Friday 17 August 2012

Massachusetts permitted to use Turnpike revenue on other roads

Generally speaking, tolling can be undertaken either at specific points on a road or continuously along an entire journey.  Conventional tolling finds fixed points on a road network to charge the road user, whereas distance based road user charging, vehicle mileage tax, time-distance-place road pricing, is about charging a vehicle for its trip on all roads.

It is fair to say that as vehicles don't typically carry the technology to allow the latter, and governments (which own and operate most roads) don't have the political will to shift towards that, there is a preference, for now, to stick with conventional tolls.

So what does a government do when it finds it difficult to raise fuel taxation, but has a series of toll roads which are happily generating surplus revenue, and has a difficulty meeting demands for funds for road maintenance.   Does it divert the surplus from the profitable toll roads into untolled roads?

That's what Massachusetts did and it upset more than a few.

For many a toll road should be self-contained.  The toll should be related to the road it applies to, and the money raised should be enough to pay for its capital and maintenance costs (and upgrades), not to pay for other roads.  

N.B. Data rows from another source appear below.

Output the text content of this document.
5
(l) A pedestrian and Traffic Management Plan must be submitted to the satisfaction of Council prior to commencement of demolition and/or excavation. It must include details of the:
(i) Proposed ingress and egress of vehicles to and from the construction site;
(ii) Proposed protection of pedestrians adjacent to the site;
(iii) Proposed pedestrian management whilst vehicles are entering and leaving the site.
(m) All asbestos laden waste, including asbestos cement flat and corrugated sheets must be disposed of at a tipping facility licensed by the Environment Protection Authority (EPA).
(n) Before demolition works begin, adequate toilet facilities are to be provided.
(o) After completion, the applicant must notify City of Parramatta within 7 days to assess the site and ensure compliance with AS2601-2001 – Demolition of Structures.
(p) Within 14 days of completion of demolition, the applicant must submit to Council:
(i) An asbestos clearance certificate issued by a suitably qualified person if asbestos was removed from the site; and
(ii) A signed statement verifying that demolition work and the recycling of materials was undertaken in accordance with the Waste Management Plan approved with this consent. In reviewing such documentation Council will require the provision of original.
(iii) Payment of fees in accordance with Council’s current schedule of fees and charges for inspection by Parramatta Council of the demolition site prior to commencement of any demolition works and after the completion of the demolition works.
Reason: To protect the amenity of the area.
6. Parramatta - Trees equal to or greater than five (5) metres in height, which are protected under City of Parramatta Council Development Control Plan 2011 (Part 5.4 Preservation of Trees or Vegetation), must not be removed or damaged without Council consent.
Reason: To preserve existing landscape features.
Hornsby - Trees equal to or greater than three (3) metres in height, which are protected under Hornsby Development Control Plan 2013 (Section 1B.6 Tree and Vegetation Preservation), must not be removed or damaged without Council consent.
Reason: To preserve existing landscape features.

Yet an alternative view is that if the state has assets that are profitable, then why not treat those assets as businesses that can be used to support related infrastructure?

In 1997, Massachusetts faced a problem.  It was the cost of the Big Dig, possibly the world's most expensive urban highway scheme ever (at an eye watering US$22 billion).  The state decided to start using money from the Massachusetts Turnpike to pay some of those costs. 

The Newspaper.com reports on what happened when some of those motorists were unimpressed:

In 2009, turnpike users sued the turnpike authority over 58 percent of their toll money -- $440 million -- being siphoned off for the expensive tunnel, which they argued changed the money from a "user fee" to a tax under the state constitution. The coalition of motorists and trucking associations behind the suit argued the system was also fundamentally unfair.

"The majority of travelers who use Metropolitan Highway System (MHS) facilities each day pay no tolls at all: MTA collects tolls from only 46 percent of the travelers who use MHS facilities each day, allowing 54 percent of travelers to pay nothing at all for their use of the most expensive part of the MHS," lawyers for the plaintiffs argued. "This court should not hesitate to invalidate a tolling scheme that impermissibly functions like a tax or that unreasonably or disproportionately burdens those who are singled out to pay tolls."

The court judgment summarised the claim as:

"according to the plaintiffs, the tolls are lawful user fees when applied to pay the expenses of the tolled roads and tunnels, but an unconstitutional tax when applied to pay the expenses of the nontolled roads, tunnels, and bridges."


The tolls "were collected to compensate the authority for the expenses incurred in operating the MHS (and limited by statute to the amount necessary to pay those expenses), not to raise revenues for the commonwealth...Where, as here, a public authority manages an integrated system of roadways, bridges, and tunnels, and chooses to impose tolls on only some of the roadways and tunnels in an amount sufficient to support the entire integrated system, its purpose does not shift from expense reimbursement to revenue raising simply because the toll revenues exceed the cost of maintaining only the tolled portions of the integrated system... Because we conclude that the tolls collected by the authority on the MHS were fees, and because we conclude that they would still be constitutional excise taxes even if they were taxes, we affirm the dismissal of the plaintiffs' state constitutional claims"

In other words, the Court treated the Turnpike as part of an integrated network and that just because tolls have not be imposed on all of that network does not mean revenue can only be spent on the tolled segments.  It treated the tolls as "user fees", because they could be avoided by driving on untolled roads (taxes can't be avoided).

Massachusetts can happily continue to reap profits from its toll roads to cross-subsidise the rest of its network (and so offset other taxes).

Background

The Massachusetts Turnpike is one of the oldest toll roads in the USA and is essentially an east-west artery from New York State (where it connects to the tolled New York State Thruway) to Boston.  It is part of the Interstate highway network, being the easternmost end of I-90.  It utilises both manual tolls and the basic "Fastlane" DSRC (RFID) toll tag system (soon to be transferred to the EZPass franchise which it is interoperable with).   Wikipedia has an excellent map depicting how important the Turnpike is to the state.  Within Boston, part of the "Big Dig" project includes a link used as part of the Turnpike (the Ted Williams Tunnel which itself is tolled in one direction) which completed its connection to Boston Logan International Airport.